А каким неуютом веет от самих шизофреников! Потрясающим. Мне не доводилось общаться с инопланетянами, но, говорил я себе, я почти уверен, что среди них буду вести себя намного естественнее, чем здесь, среди бедных, несчастных шизофреников. Я прилагал огромное усилие, чтобы их любить. И для меня такое усилие любить или, по крайней мере, пытаться полюбить этих абсолютно чужих людей становилось моим Искуплением. Потому что больные для меня были сосудом, который я наполнял своей виной. И они многое вмещали. Они и их отталкивающе неуютные картины. Шизофреники рисовали так же, как и жили: в смутной лихорадке и холодном отчуждении. В безразличии к нашему миру.
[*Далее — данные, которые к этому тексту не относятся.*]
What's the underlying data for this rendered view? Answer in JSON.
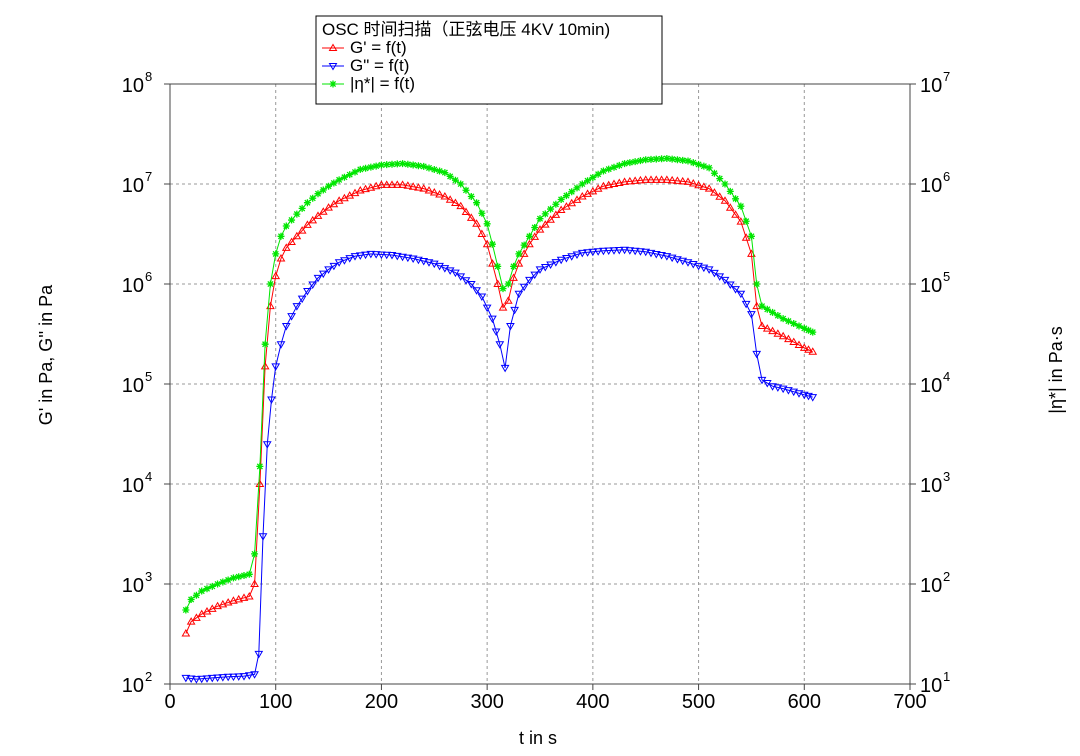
{
  "chart_data": {
    "type": "line",
    "title": "OSC 时间扫描（正弦电压 4KV 10min)",
    "xlabel": "t in s",
    "ylabel": "G' in Pa, G'' in Pa",
    "y2label": "|η*| in Pa·s",
    "x_ticks": [
      "0",
      "100",
      "200",
      "300",
      "400",
      "500",
      "600",
      "700"
    ],
    "y_ticks": [
      {
        "base": "10",
        "exp": "2"
      },
      {
        "base": "10",
        "exp": "3"
      },
      {
        "base": "10",
        "exp": "4"
      },
      {
        "base": "10",
        "exp": "5"
      },
      {
        "base": "10",
        "exp": "6"
      },
      {
        "base": "10",
        "exp": "7"
      },
      {
        "base": "10",
        "exp": "8"
      }
    ],
    "y2_ticks": [
      {
        "base": "10",
        "exp": "1"
      },
      {
        "base": "10",
        "exp": "2"
      },
      {
        "base": "10",
        "exp": "3"
      },
      {
        "base": "10",
        "exp": "4"
      },
      {
        "base": "10",
        "exp": "5"
      },
      {
        "base": "10",
        "exp": "6"
      },
      {
        "base": "10",
        "exp": "7"
      }
    ],
    "xlim": [
      0,
      700
    ],
    "ylim": [
      100,
      100000000
    ],
    "y2lim": [
      10,
      10000000
    ],
    "yscale": "log",
    "grid": true,
    "legend_position": "top-center",
    "series": [
      {
        "name": "G' = f(t)",
        "color": "#ff0000",
        "marker": "triangle-up",
        "axis": "left",
        "x": [
          15,
          20,
          30,
          45,
          60,
          75,
          80,
          85,
          90,
          95,
          100,
          105,
          110,
          120,
          130,
          140,
          150,
          160,
          180,
          200,
          220,
          240,
          260,
          275,
          290,
          300,
          305,
          310,
          315,
          320,
          325,
          330,
          340,
          350,
          370,
          390,
          410,
          430,
          450,
          470,
          490,
          510,
          525,
          540,
          550,
          555,
          560,
          580,
          600,
          608
        ],
        "y": [
          320,
          420,
          500,
          600,
          680,
          750,
          1000,
          10000,
          150000,
          600000,
          1200000,
          1800000,
          2300000,
          3000000,
          3900000,
          4800000,
          5800000,
          6800000,
          8600000,
          9800000,
          9800000,
          9000000,
          7500000,
          6000000,
          4000000,
          2500000,
          1600000,
          1000000,
          580000,
          680000,
          1150000,
          1600000,
          2500000,
          3500000,
          5500000,
          7500000,
          9500000,
          10500000,
          11000000,
          11000000,
          10500000,
          9000000,
          6800000,
          4200000,
          2000000,
          600000,
          380000,
          300000,
          230000,
          210000
        ]
      },
      {
        "name": "G\" = f(t)",
        "color": "#0000ff",
        "marker": "triangle-down",
        "axis": "left",
        "x": [
          15,
          25,
          40,
          55,
          70,
          80,
          84,
          88,
          92,
          96,
          100,
          105,
          110,
          120,
          130,
          140,
          150,
          160,
          175,
          190,
          210,
          230,
          250,
          270,
          285,
          295,
          305,
          312,
          317,
          322,
          330,
          340,
          350,
          370,
          390,
          410,
          430,
          450,
          470,
          490,
          510,
          525,
          540,
          550,
          555,
          560,
          570,
          580,
          600,
          608
        ],
        "y": [
          115,
          112,
          115,
          118,
          120,
          125,
          200,
          3000,
          25000,
          70000,
          150000,
          250000,
          380000,
          600000,
          850000,
          1150000,
          1400000,
          1650000,
          1900000,
          2000000,
          1950000,
          1800000,
          1600000,
          1300000,
          1000000,
          750000,
          450000,
          250000,
          145000,
          380000,
          800000,
          1100000,
          1400000,
          1750000,
          2050000,
          2150000,
          2200000,
          2100000,
          1900000,
          1650000,
          1400000,
          1100000,
          800000,
          500000,
          200000,
          110000,
          95000,
          90000,
          78000,
          74000
        ]
      },
      {
        "name": "|η*| = f(t)",
        "color": "#00e600",
        "marker": "asterisk",
        "axis": "right",
        "x": [
          15,
          20,
          30,
          45,
          60,
          75,
          80,
          85,
          90,
          95,
          100,
          105,
          110,
          120,
          130,
          140,
          150,
          160,
          180,
          200,
          220,
          240,
          260,
          275,
          290,
          300,
          305,
          310,
          315,
          320,
          325,
          330,
          340,
          350,
          370,
          390,
          410,
          430,
          450,
          470,
          490,
          510,
          525,
          540,
          550,
          555,
          560,
          580,
          600,
          608
        ],
        "y": [
          55,
          70,
          85,
          100,
          115,
          125,
          200,
          1500,
          25000,
          100000,
          200000,
          300000,
          380000,
          500000,
          650000,
          800000,
          950000,
          1100000,
          1400000,
          1550000,
          1600000,
          1500000,
          1300000,
          1000000,
          650000,
          400000,
          250000,
          150000,
          90000,
          100000,
          150000,
          200000,
          300000,
          450000,
          700000,
          1000000,
          1350000,
          1600000,
          1750000,
          1800000,
          1700000,
          1450000,
          1000000,
          600000,
          300000,
          100000,
          60000,
          45000,
          36000,
          33000
        ]
      }
    ]
  }
}
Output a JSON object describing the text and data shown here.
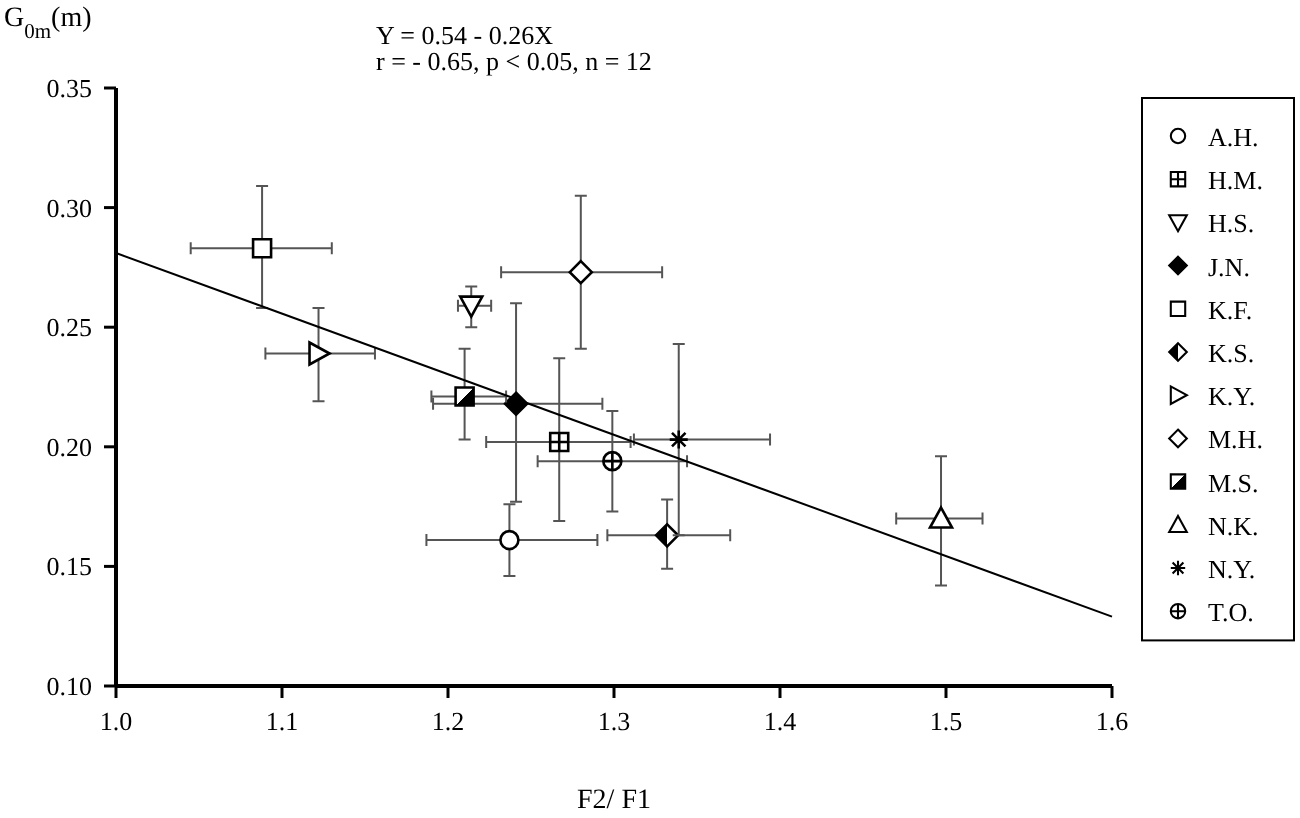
{
  "chart_data": {
    "type": "scatter",
    "xlabel": "F2/ F1",
    "ylabel": "G$_{0m}$(m)",
    "annotations": [
      "Y =  0.54 - 0.26X",
      "r = - 0.65, p < 0.05, n = 12"
    ],
    "xlim": [
      1.0,
      1.6
    ],
    "ylim": [
      0.1,
      0.35
    ],
    "xticks": [
      {
        "value": 1.0,
        "label": "1.0"
      },
      {
        "value": 1.1,
        "label": "1.1"
      },
      {
        "value": 1.2,
        "label": "1.2"
      },
      {
        "value": 1.3,
        "label": "1.3"
      },
      {
        "value": 1.4,
        "label": "1.4"
      },
      {
        "value": 1.5,
        "label": "1.5"
      },
      {
        "value": 1.6,
        "label": "1.6"
      }
    ],
    "yticks": [
      {
        "value": 0.1,
        "label": "0.10"
      },
      {
        "value": 0.15,
        "label": "0.15"
      },
      {
        "value": 0.2,
        "label": "0.20"
      },
      {
        "value": 0.25,
        "label": "0.25"
      },
      {
        "value": 0.3,
        "label": "0.30"
      },
      {
        "value": 0.35,
        "label": "0.35"
      }
    ],
    "grid": false,
    "legend": "right",
    "series": [
      {
        "name": "A.H.",
        "color": "#000000",
        "marker": "circle",
        "x": [
          1.237
        ],
        "values": [
          0.161
        ],
        "errors": [
          [
            0.146,
            0.176
          ]
        ],
        "xerrors": [
          [
            1.187,
            1.29
          ]
        ]
      },
      {
        "name": "H.M.",
        "color": "#000000",
        "marker": "square-cross",
        "x": [
          1.267
        ],
        "values": [
          0.202
        ],
        "errors": [
          [
            0.169,
            0.237
          ]
        ],
        "xerrors": [
          [
            1.223,
            1.31
          ]
        ]
      },
      {
        "name": "H.S.",
        "color": "#000000",
        "marker": "triangle-down",
        "x": [
          1.214
        ],
        "values": [
          0.259
        ],
        "errors": [
          [
            0.25,
            0.267
          ]
        ],
        "xerrors": [
          [
            1.206,
            1.226
          ]
        ]
      },
      {
        "name": "J.N.",
        "color": "#000000",
        "marker": "diamond-filled",
        "x": [
          1.241
        ],
        "values": [
          0.218
        ],
        "errors": [
          [
            0.177,
            0.26
          ]
        ],
        "xerrors": [
          [
            1.191,
            1.293
          ]
        ]
      },
      {
        "name": "K.F.",
        "color": "#000000",
        "marker": "square",
        "x": [
          1.088
        ],
        "values": [
          0.283
        ],
        "errors": [
          [
            0.258,
            0.309
          ]
        ],
        "xerrors": [
          [
            1.045,
            1.13
          ]
        ]
      },
      {
        "name": "K.S.",
        "color": "#000000",
        "marker": "diamond-half",
        "x": [
          1.332
        ],
        "values": [
          0.163
        ],
        "errors": [
          [
            0.149,
            0.178
          ]
        ],
        "xerrors": [
          [
            1.296,
            1.37
          ]
        ]
      },
      {
        "name": "K.Y.",
        "color": "#000000",
        "marker": "triangle-right",
        "x": [
          1.122
        ],
        "values": [
          0.239
        ],
        "errors": [
          [
            0.219,
            0.258
          ]
        ],
        "xerrors": [
          [
            1.09,
            1.156
          ]
        ]
      },
      {
        "name": "M.H.",
        "color": "#000000",
        "marker": "diamond",
        "x": [
          1.28
        ],
        "values": [
          0.273
        ],
        "errors": [
          [
            0.241,
            0.305
          ]
        ],
        "xerrors": [
          [
            1.232,
            1.329
          ]
        ]
      },
      {
        "name": "M.S.",
        "color": "#000000",
        "marker": "square-half",
        "x": [
          1.21
        ],
        "values": [
          0.221
        ],
        "errors": [
          [
            0.203,
            0.241
          ]
        ],
        "xerrors": [
          [
            1.19,
            1.235
          ]
        ]
      },
      {
        "name": "N.K.",
        "color": "#000000",
        "marker": "triangle",
        "x": [
          1.497
        ],
        "values": [
          0.17
        ],
        "errors": [
          [
            0.142,
            0.196
          ]
        ],
        "xerrors": [
          [
            1.47,
            1.522
          ]
        ]
      },
      {
        "name": "N.Y.",
        "color": "#000000",
        "marker": "cross",
        "x": [
          1.339
        ],
        "values": [
          0.203
        ],
        "errors": [
          [
            0.163,
            0.243
          ]
        ],
        "xerrors": [
          [
            1.312,
            1.394
          ]
        ]
      },
      {
        "name": "T.O.",
        "color": "#000000",
        "marker": "circle-plus",
        "x": [
          1.299
        ],
        "values": [
          0.194
        ],
        "errors": [
          [
            0.173,
            0.215
          ]
        ],
        "xerrors": [
          [
            1.254,
            1.344
          ]
        ]
      },
      {
        "type": "line",
        "color": "#000000",
        "x": [
          1.0,
          1.6
        ],
        "values": [
          0.281,
          0.129
        ]
      }
    ]
  }
}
Я бы мог рассуждать об эмоциональном отчуждении при шизофрении, но это не было бы честным по отношению к несчастным шизофреникам. На них и без того клеймо. Конечно, их уже не клеймят так, как в Средние века клеймили колдунов и еретиков, теперь их всего лишь обвиняют в эмоциональной деградации, в мутации личности, в срыве воли и глубокой отрешенности. Я бы обвинять их не стал. Поэтому и на этот раз просто прошел мимо картин на стене, отмечая неприятное чувство, которое они всегда во мне оставляли. И вошел в кабинет.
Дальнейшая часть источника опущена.